ELLA, SU PERRO Y ÉL (MICRORRELATO)

ELLA, SU PERRO Y ÉL (MICRORRELATO)

Almudena Ramos tenía un perro pequinés, más feo que un demonio decían muchos a espaldas de ella. A espaldas de ella porque Almudena quería al can con delirio y le reía las gracias hasta partirse por la mitad.

Las gracias del perro (al que ella había puesto el totalmente inmerecido nombre de Adonis), consistían en regar ruedas de coches aparcados delante de la casita adosada de su dueña, y los zapatos de los caballeros que atraídos por los voluptuosos encantos de Almudena se le acercaban con intenciones de conquistarla.

A Roberto Aledaños, que vivía en la misma calle que ella, Almudena le gustaba muchísimo. Le gustaba tanto que se pasaba noche enteras, sin dormir, pensando en ella todo el tiempo. Pero este joven les tenía un profundo odio a los canes desde el día que, celebrando él su primera comunión uno de estos animales, dueño de unos terribles dientes de cocodrilo, le marcó un profundo doble paréntesis en el trasero de su trajecito de almirante que, atravesándolo, le hirió una nalga obligándole a recibir una cura con puntos incluidos y tener que dormir boca abajo durante un montón de días.

Almudena y Roberto, cuando se veían por la calle se miraban con ojos encendidos de pasión y se mordían el labio inferior, demostración preclara de que rugía una atracción incendiaria entre ambos.

Un día Roberto se detuvo delante de Almudena y con voz y expresión altamente apasionada le confesó que moría de amor por ella.

Para inmensa alegría suya, Almudena respondió que le correspondía, en igual o mayor medida.

—Chico, cada vez que mis ojos te ven, mi corazón se convierte en una hoguera devastadora.

—Chica, cuando mis ojos te ven, quieren saltar fuera de sus órbitas e irse contigo acompañados de mi desbocado corazón.

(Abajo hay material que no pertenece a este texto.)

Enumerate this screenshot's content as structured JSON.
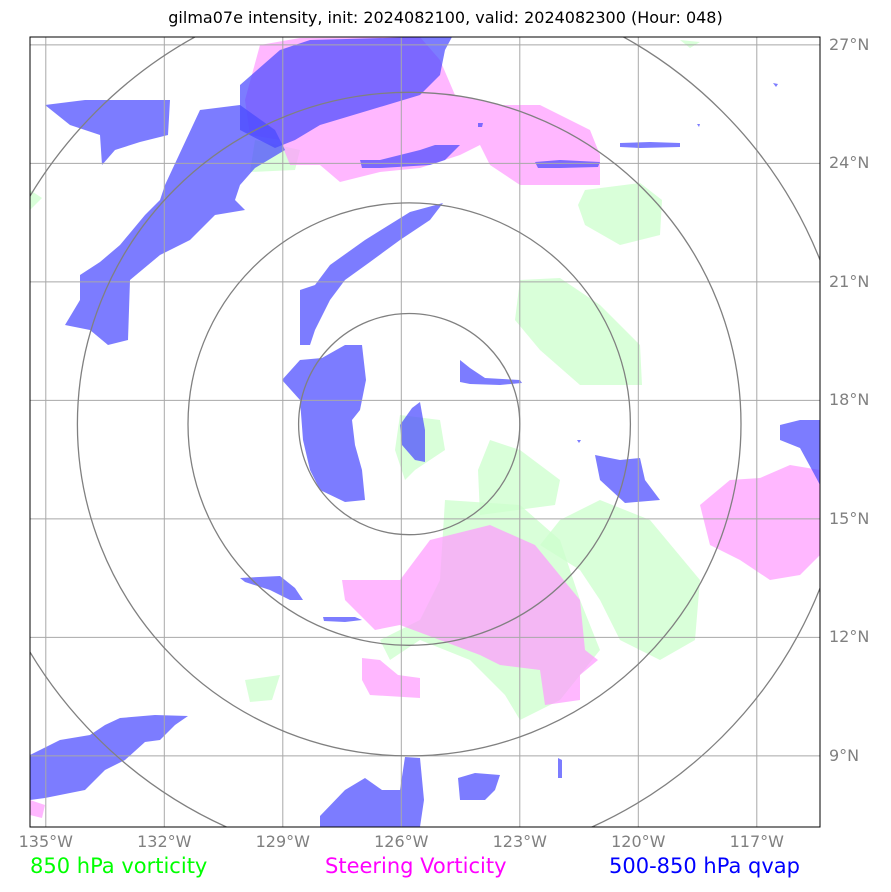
{
  "title": "gilma07e intensity, init: 2024082100, valid: 2024082300 (Hour: 048)",
  "map": {
    "lon_ticks": [
      {
        "lon": -135,
        "label": "135°W"
      },
      {
        "lon": -132,
        "label": "132°W"
      },
      {
        "lon": -129,
        "label": "129°W"
      },
      {
        "lon": -126,
        "label": "126°W"
      },
      {
        "lon": -123,
        "label": "123°W"
      },
      {
        "lon": -120,
        "label": "120°W"
      },
      {
        "lon": -117,
        "label": "117°W"
      }
    ],
    "lat_ticks": [
      {
        "lat": 27,
        "label": "27°N"
      },
      {
        "lat": 24,
        "label": "24°N"
      },
      {
        "lat": 21,
        "label": "21°N"
      },
      {
        "lat": 18,
        "label": "18°N"
      },
      {
        "lat": 15,
        "label": "15°N"
      },
      {
        "lat": 12,
        "label": "12°N"
      },
      {
        "lat": 9,
        "label": "9°N"
      }
    ],
    "lon_range": [
      -135.4,
      -115.4
    ],
    "lat_range": [
      7.2,
      27.2
    ],
    "grid": true,
    "range_rings": {
      "center": {
        "lon": -125.8,
        "lat": 17.4
      },
      "radii_deg": [
        2.8,
        5.6,
        8.4,
        11.2
      ]
    }
  },
  "legend": {
    "vort850": {
      "label": "850 hPa vorticity",
      "color": "#00ff00"
    },
    "steering": {
      "label": "Steering Vorticity",
      "color": "#ff00ff"
    },
    "qvap": {
      "label": "500-850 hPa qvap",
      "color": "#0000ff"
    }
  },
  "fill_colors": {
    "green": "#ccffcc",
    "magenta": "#ff99ff",
    "blue": "#4a4aff"
  }
}
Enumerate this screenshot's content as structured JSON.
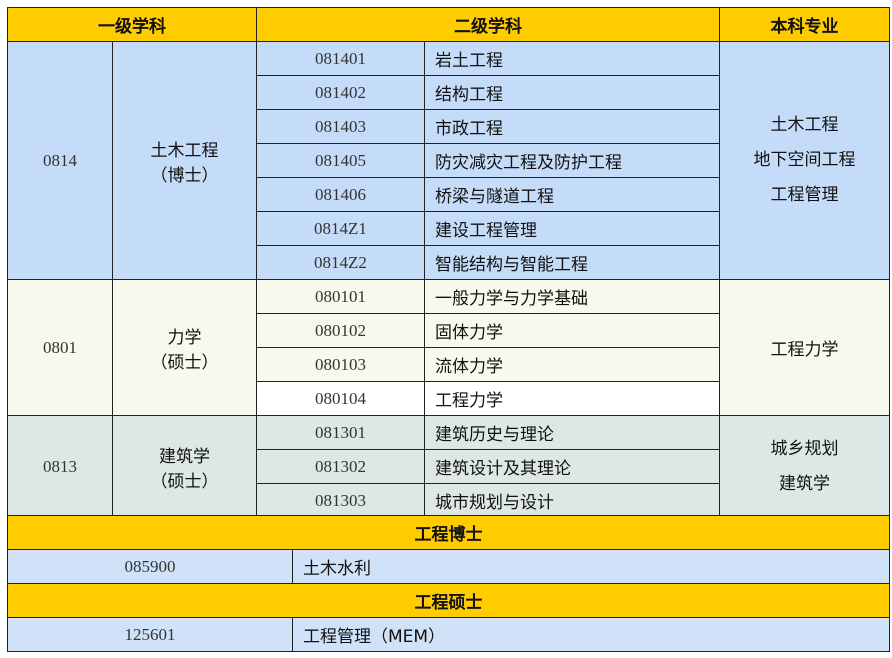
{
  "headers": {
    "level1": "一级学科",
    "level2": "二级学科",
    "undergrad": "本科专业"
  },
  "groups": [
    {
      "code": "0814",
      "name": "土木工程",
      "degree": "（博士）",
      "subs": [
        {
          "code": "081401",
          "name": "岩土工程"
        },
        {
          "code": "081402",
          "name": "结构工程"
        },
        {
          "code": "081403",
          "name": "市政工程"
        },
        {
          "code": "081405",
          "name": "防灾减灾工程及防护工程"
        },
        {
          "code": "081406",
          "name": "桥梁与隧道工程"
        },
        {
          "code": "0814Z1",
          "name": "建设工程管理"
        },
        {
          "code": "0814Z2",
          "name": "智能结构与智能工程"
        }
      ],
      "undergrad": [
        "土木工程",
        "地下空间工程",
        "工程管理"
      ]
    },
    {
      "code": "0801",
      "name": "力学",
      "degree": "（硕士）",
      "subs": [
        {
          "code": "080101",
          "name": "一般力学与力学基础"
        },
        {
          "code": "080102",
          "name": "固体力学"
        },
        {
          "code": "080103",
          "name": "流体力学"
        },
        {
          "code": "080104",
          "name": "工程力学"
        }
      ],
      "undergrad": [
        "工程力学"
      ]
    },
    {
      "code": "0813",
      "name": "建筑学",
      "degree": "（硕士）",
      "subs": [
        {
          "code": "081301",
          "name": "建筑历史与理论"
        },
        {
          "code": "081302",
          "name": "建筑设计及其理论"
        },
        {
          "code": "081303",
          "name": "城市规划与设计"
        }
      ],
      "undergrad": [
        "城乡规划",
        "建筑学"
      ]
    }
  ],
  "professional": [
    {
      "title": "工程博士",
      "code": "085900",
      "name": "土木水利"
    },
    {
      "title": "工程硕士",
      "code": "125601",
      "name": "工程管理（MEM）"
    }
  ],
  "colors": {
    "header": "#ffcc00",
    "civil": "#c5dcf8",
    "mechanics": "#f8f8ec",
    "architecture": "#dde8e6",
    "professional": "#cfe2f8"
  }
}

Pero ocurrió que mientras ambos se declaraban los incendiarios sentimientos que mutuamente se les habían despertado, Adonis levantó su pata izquierda y le dejó al galán dos rúbricas chorreadas, una en los zapatos y, la otra, en los bajos de sus pantalones.

Roberto se dio cuenta de lo sucedido cuando el líquido de la micción canina se le coló dentro del zapato. Una oleada de indignación se adueñó de él y le dijo a Almudena:
—El ordinario de tu perro no lo quiero en nuestra relación. Te lo advierto en este mismo momento.

Almudena no cedió en este punto, ni por él ni por un millón de pretendientas que le hubiesen exigido lo mismo.

—Pues lo siento, cariño, pero para que el tren de nuestro amor llegue a una buena estación, Adonis tendrá que venirse a vivir con nosotros —tajando, innegociable ella.

—Nunca compartiré mi vida contigo y con un perro meón, en estación ninguna —respondió él, con parecida firmeza.

—Pues, aquí termina lo que pudo ser una maravillosa relación —dijo ella.

Realizó medio giró y se alejó seguida de su perro que saltaba alegremente, como si su intención fuese burlarse del pretendiente que le había salido a su dueña.

Alberto no fijó su mirada en él, sino en la ondulante, excitadora, voluptuosa figura de Almudena y en el placer que podría experimentar si ella le permitiese disfrutarla.

*       *      *

En la actualidad Almudena y Roberto comparten cama con Adonis que se acuesta en medio de ambos. Cada vez que ambos quieren unir sus conductos del placer, tienen que tirarle un hueso muy grande y gozan de una deliciosa intimidad la media hora que tarda el privilegiado can en roerlo por completo.